Kevin Williamson of National Review Online explains why it might make sense to look again at Switzerland for ideas involving health care reform.

Here’s a thought that might provide the basis for an agreeable compromise on health care: Switzerland was the right place to look. But the architects of the ACA took the wrong lessons.

In Switzerland, health insurance and the delivery of health care are entirely private enterprises. There is no Swiss NHS, no single-payer, no “public option” — none of that. Switzerland has health care that is by European standards 1) excellent and 2) expensive.
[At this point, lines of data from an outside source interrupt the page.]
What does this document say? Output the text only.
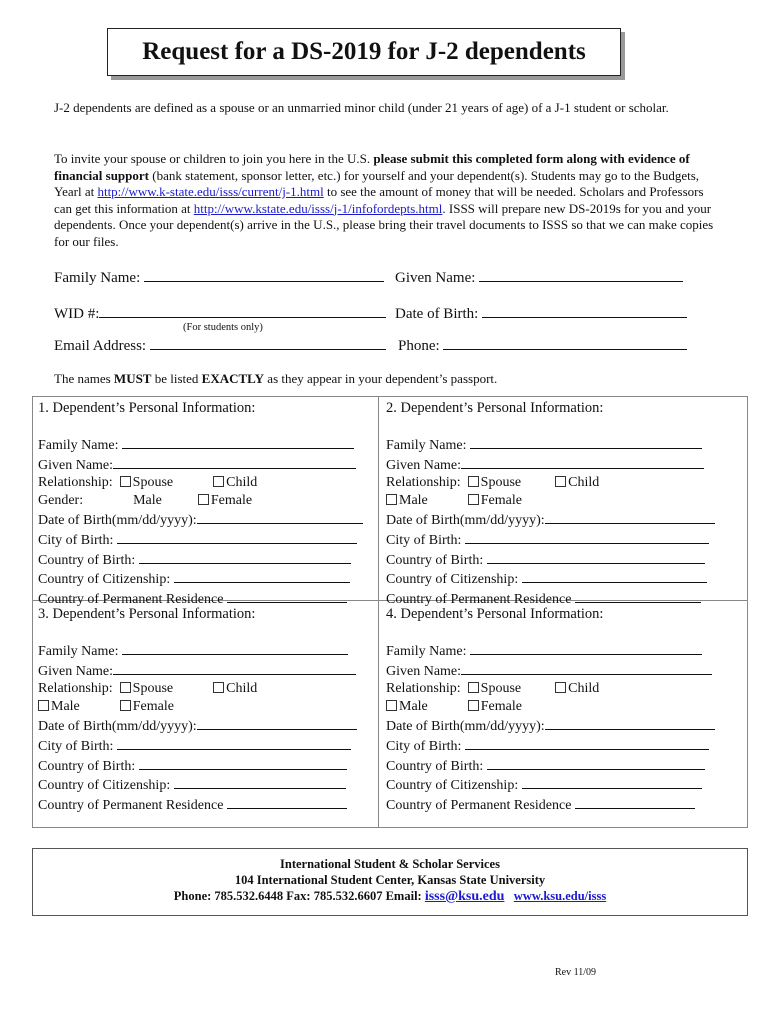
Request for a DS-2019 for J-2 dependents
J-2 dependents are defined as a spouse or an unmarried minor child (under 21 years of age) of a J-1 student or scholar.
To invite your spouse or children to join you here in the U.S. please submit this completed form along with evidence of financial support (bank statement, sponsor letter, etc.) for yourself and your dependent(s). Students may go to the Budgets, Yearl at http://www.k-state.edu/isss/current/j-1.html to see the amount of money that will be needed. Scholars and Professors can get this information at http://www.kstate.edu/isss/j-1/infofordepts.html. ISSS will prepare new DS-2019s for you and your dependents. Once your dependent(s) arrive in the U.S., please bring their travel documents to ISSS so that we can make copies for our files.
Family Name:	Given Name:
WID #:
(For students only)
Date of Birth:
Email Address:	Phone:
The names MUST be listed EXACTLY as they appear in your dependent’s passport.
1. Dependent’s Personal Information:
Family Name:
Given Name:
Relationship: Spouse	Child
Gender:	Male	Female
Date of Birth(mm/dd/yyyy):
City of Birth:
Country of Birth:
Country of Citizenship:
Country of Permanent Residence
2. Dependent’s Personal Information:
Family Name:
Given Name:
Relationship: Spouse	Child
Male	Female
Date of Birth(mm/dd/yyyy):
City of Birth:
Country of Birth:
Country of Citizenship:
Country of Permanent Residence
3. Dependent’s Personal Information:
Family Name:
Given Name:
Relationship: Spouse	Child
Male	Female
Date of Birth(mm/dd/yyyy):
City of Birth:
Country of Birth:
Country of Citizenship:
Country of Permanent Residence
4. Dependent’s Personal Information:
Family Name:
Given Name:
Relationship: Spouse	Child
Male	Female
Date of Birth(mm/dd/yyyy):
City of Birth:
Country of Birth:
Country of Citizenship:
Country of Permanent Residence
International Student & Scholar Services
104 International Student Center, Kansas State University
Phone: 785.532.6448 Fax: 785.532.6607 Email: isss@ksu.edu www.ksu.edu/isss
Rev 11/09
Insurance coverage, though entirely private, is universal. …

… We could do something along these lines:

1) Adopt two things from the Swiss practice of insurance regulation: First, enable interstate competition. (I’d work hard to enable international competition, too, but I’m one of those zany libertarians.) Second, specify an intelligent, thoughtful minimum-coverage policy and oblige all insurers to offer it on the Swiss model: on a nonprofit basis with a universal premium irrespective of age, sex, or health status.

2) Also adopt an individual mandate with a Swiss model of enforcement: Coverage is an individual responsibility for adults and a family responsibility where there are minors, meaning those younger than 18 years, not 26-year-old graduate students. (Those I will deal with below.) Write the regulation in such a way as to forbid the termination of coverage until new coverage has been secured. If there should be a lapse in coverage, then the customer will be assigned coverage and charged retroactive premiums, penalties, and interest.

3) Simplify the collections problems implied by No. 2 by instituting a universal premium voucher.